Als wenn ihr noch gute vorschläge habt bzgl. Ram & Grafikkarte immer her damit  (zirca 300 euro für beides max.)


----------



## Peacemaker-666 (5. Juli 2014)

RAM würde ich den Crucial Ballistix Sport DIMM Kit 8GB, DDR3-1600, CL9-9-9-24 nehmen und dann als Grafikkarte die ASUS R9280X-DC2T-3GD5 DirectCU II TOP, Radeon R9 280X, 3GB GDDR5, 2x DVI, HDMI, DisplayPort.


----------



## Herbboy (5. Juli 2014)

Ja, wenn möglich, dann versuch sogar die R9 280X ins Budget zu bekommen, die bringt ca 25% mehr Leistung als eine 270X. Oder was auch okay wäre: eine R9 280 ohne X, die ist auch schon nochmal was besser als eine 270X, vor allem eine übertaktete wie zb MSI R9 280 Gaming 3G, Radeon R9 280, 3GB GDDR5, DVI, HDMI, 2x Mini DisplayPort (V277-082R) Preisvergleich | Geizhals Deutschland  und kostet dann auch nicht so viel mehr.

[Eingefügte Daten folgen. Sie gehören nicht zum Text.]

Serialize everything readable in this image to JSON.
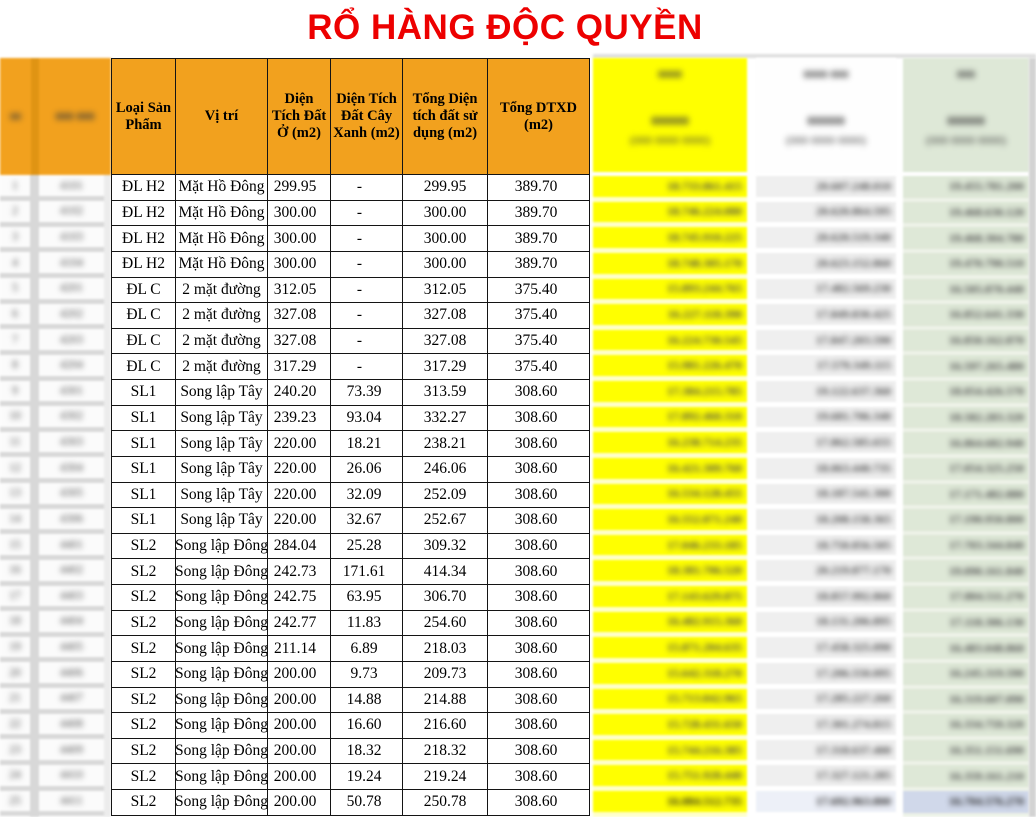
{
  "title": "RỔ HÀNG ĐỘC QUYỀN",
  "colors": {
    "title_red": "#ED0000",
    "header_orange": "#F2A11E",
    "yellow_column": "#FFFF00",
    "green_column": "#DEE8D7",
    "last_row_highlight_blue": "#D0D8EA"
  },
  "main_table": {
    "headers": [
      "Loại Sản Phẩm",
      "Vị trí",
      "Diện Tích Đất Ở (m2)",
      "Diện Tích Đất Cây Xanh (m2)",
      "Tổng Diện tích đất sử dụng (m2)",
      "Tổng DTXD (m2)"
    ],
    "rows": [
      [
        "ĐL H2",
        "Mặt Hồ Đông",
        "299.95",
        "-",
        "299.95",
        "389.70"
      ],
      [
        "ĐL H2",
        "Mặt Hồ Đông",
        "300.00",
        "-",
        "300.00",
        "389.70"
      ],
      [
        "ĐL H2",
        "Mặt Hồ Đông",
        "300.00",
        "-",
        "300.00",
        "389.70"
      ],
      [
        "ĐL H2",
        "Mặt Hồ Đông",
        "300.00",
        "-",
        "300.00",
        "389.70"
      ],
      [
        "ĐL C",
        "2 mặt đường",
        "312.05",
        "-",
        "312.05",
        "375.40"
      ],
      [
        "ĐL C",
        "2 mặt đường",
        "327.08",
        "-",
        "327.08",
        "375.40"
      ],
      [
        "ĐL C",
        "2 mặt đường",
        "327.08",
        "-",
        "327.08",
        "375.40"
      ],
      [
        "ĐL C",
        "2 mặt đường",
        "317.29",
        "-",
        "317.29",
        "375.40"
      ],
      [
        "SL1",
        "Song lập Tây",
        "240.20",
        "73.39",
        "313.59",
        "308.60"
      ],
      [
        "SL1",
        "Song lập Tây",
        "239.23",
        "93.04",
        "332.27",
        "308.60"
      ],
      [
        "SL1",
        "Song lập Tây",
        "220.00",
        "18.21",
        "238.21",
        "308.60"
      ],
      [
        "SL1",
        "Song lập Tây",
        "220.00",
        "26.06",
        "246.06",
        "308.60"
      ],
      [
        "SL1",
        "Song lập Tây",
        "220.00",
        "32.09",
        "252.09",
        "308.60"
      ],
      [
        "SL1",
        "Song lập Tây",
        "220.00",
        "32.67",
        "252.67",
        "308.60"
      ],
      [
        "SL2",
        "Song lập Đông",
        "284.04",
        "25.28",
        "309.32",
        "308.60"
      ],
      [
        "SL2",
        "Song lập Đông",
        "242.73",
        "171.61",
        "414.34",
        "308.60"
      ],
      [
        "SL2",
        "Song lập Đông",
        "242.75",
        "63.95",
        "306.70",
        "308.60"
      ],
      [
        "SL2",
        "Song lập Đông",
        "242.77",
        "11.83",
        "254.60",
        "308.60"
      ],
      [
        "SL2",
        "Song lập Đông",
        "211.14",
        "6.89",
        "218.03",
        "308.60"
      ],
      [
        "SL2",
        "Song lập Đông",
        "200.00",
        "9.73",
        "209.73",
        "308.60"
      ],
      [
        "SL2",
        "Song lập Đông",
        "200.00",
        "14.88",
        "214.88",
        "308.60"
      ],
      [
        "SL2",
        "Song lập Đông",
        "200.00",
        "16.60",
        "216.60",
        "308.60"
      ],
      [
        "SL2",
        "Song lập Đông",
        "200.00",
        "18.32",
        "218.32",
        "308.60"
      ],
      [
        "SL2",
        "Song lập Đông",
        "200.00",
        "19.24",
        "219.24",
        "308.60"
      ],
      [
        "SL2",
        "Song lập Đông",
        "200.00",
        "50.78",
        "250.78",
        "308.60"
      ]
    ]
  },
  "redacted_left": {
    "header1_masked": "00",
    "header2_masked": "000 000",
    "col1_rows_masked": [
      "1",
      "2",
      "3",
      "4",
      "5",
      "6",
      "7",
      "8",
      "9",
      "10",
      "11",
      "12",
      "13",
      "14",
      "15",
      "16",
      "17",
      "18",
      "19",
      "20",
      "21",
      "22",
      "23",
      "24",
      "25"
    ],
    "col2_rows_masked": [
      "4101",
      "4102",
      "4103",
      "4104",
      "4201",
      "4202",
      "4203",
      "4204",
      "4301",
      "4302",
      "4303",
      "4304",
      "4305",
      "4306",
      "4401",
      "4402",
      "4403",
      "4404",
      "4405",
      "4406",
      "4407",
      "4408",
      "4409",
      "4410",
      "4411"
    ]
  },
  "redacted_right": {
    "yellow": {
      "top_masked": "0000",
      "band_line1_masked": "000000",
      "band_line2_masked": "(000 0000 0000)",
      "rows_masked": [
        "18.733.861.415",
        "18.746.224.080",
        "18.745.910.225",
        "18.748.305.170",
        "15.893.244.765",
        "16.227.118.390",
        "16.224.730.545",
        "15.981.226.470",
        "17.384.215.785",
        "17.892.460.310",
        "16.238.714.235",
        "16.421.309.760",
        "16.534.128.455",
        "16.552.871.240",
        "17.046.233.185",
        "18.381.706.520",
        "17.143.629.875",
        "16.482.915.360",
        "15.871.204.635",
        "15.642.318.270",
        "15.713.842.965",
        "15.728.431.650",
        "15.744.216.385",
        "15.751.928.440",
        "16.084.512.735"
      ]
    },
    "white": {
      "top_masked": "0000 000",
      "band_line1_masked": "000000",
      "band_line2_masked": "(000 0000 0000)",
      "rows_masked": [
        "20.607.248.010",
        "20.620.864.595",
        "20.620.519.340",
        "20.623.152.860",
        "17.482.569.230",
        "17.849.830.425",
        "17.847.203.590",
        "17.579.349.115",
        "19.122.637.360",
        "19.681.706.340",
        "17.862.585.655",
        "18.063.440.735",
        "18.187.541.300",
        "18.208.158.365",
        "18.750.856.505",
        "20.219.877.170",
        "18.857.992.860",
        "18.131.206.895",
        "17.458.325.090",
        "17.206.550.095",
        "17.285.227.260",
        "17.301.274.815",
        "17.318.637.400",
        "17.327.121.285",
        "17.692.963.800"
      ]
    },
    "green": {
      "top_masked": "000",
      "band_line1_masked": "000000",
      "band_line2_masked": "(000 0000 0000)",
      "rows_masked": [
        "19.455.781.200",
        "19.468.630.120",
        "19.468.304.780",
        "19.470.790.510",
        "16.505.870.440",
        "16.852.641.330",
        "16.850.162.870",
        "16.597.265.480",
        "18.054.426.570",
        "18.582.283.320",
        "16.864.682.940",
        "17.054.325.250",
        "17.171.482.880",
        "17.190.950.800",
        "17.703.344.840",
        "19.090.161.840",
        "17.804.511.270",
        "17.118.306.130",
        "16.483.048.860",
        "16.245.319.590",
        "16.319.607.090",
        "16.334.759.320",
        "16.351.151.690",
        "16.359.161.210",
        "16.704.576.270"
      ]
    }
  }
}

Beim RAM musst du übrigens nicht unbedingt auf CL9 achten, du wirst auch zu CL10 keinen Unterschied merken.


----------



## Peacemaker-666 (5. Juli 2014)

Ja, ich finde die 270X im Verhältnis zum Xeon auch etwas schwach. Notfalls nimm halt nur einen i5-4670, wenn du nicht mehr ausgeben kannst und steck das Geld dann in eine stärkere Grafikkarte.


----------



## Mark1987 (6. Juli 2014)

Hi und danke für die Vorschlage!! 

Der Ram von crucial sieht gut aus ich denke den werd ich nehmen da er auch relativ flach und günstig ist.
Mainboard wird warscheinlich das hier: MSI H97 Gaming 3 (7918-002R) zusammen mit dem v3 1231.
Grafikkarte wird dann wohl die werden: PowerColor R9 280X OC TurboDuo.

Ich hätte da noch 2 kleine Fragen:

1.Sollte ich evtl ein grössers Netzteil nehmen? (be quiet! Pure Power L8 500W)

2.Und könnt ihr mir einen guten alternativ Lüfter für den v3 1231 empfehlen der möglichst Leise ist? 

Vielen dank ihr habt mir bis jetzt sehr gut weitergeholfen. 

mfg Mark1987


----------



## Herbboy (6. Juli 2014)

Hast Du bereits das Be Quiet, oder wäre das dann "das größere" ? Auf jeden Fall würde das locker reichen.

Günstig und gern empfohlen als Kühler wäre der Arctic Cooling Freezer 13 CO


----------



## Peacemaker-666 (6. Juli 2014)

Meine Lüfterempfehlung wäre der Thermalright True Spirit 120 M (BW) Rev.A.


----------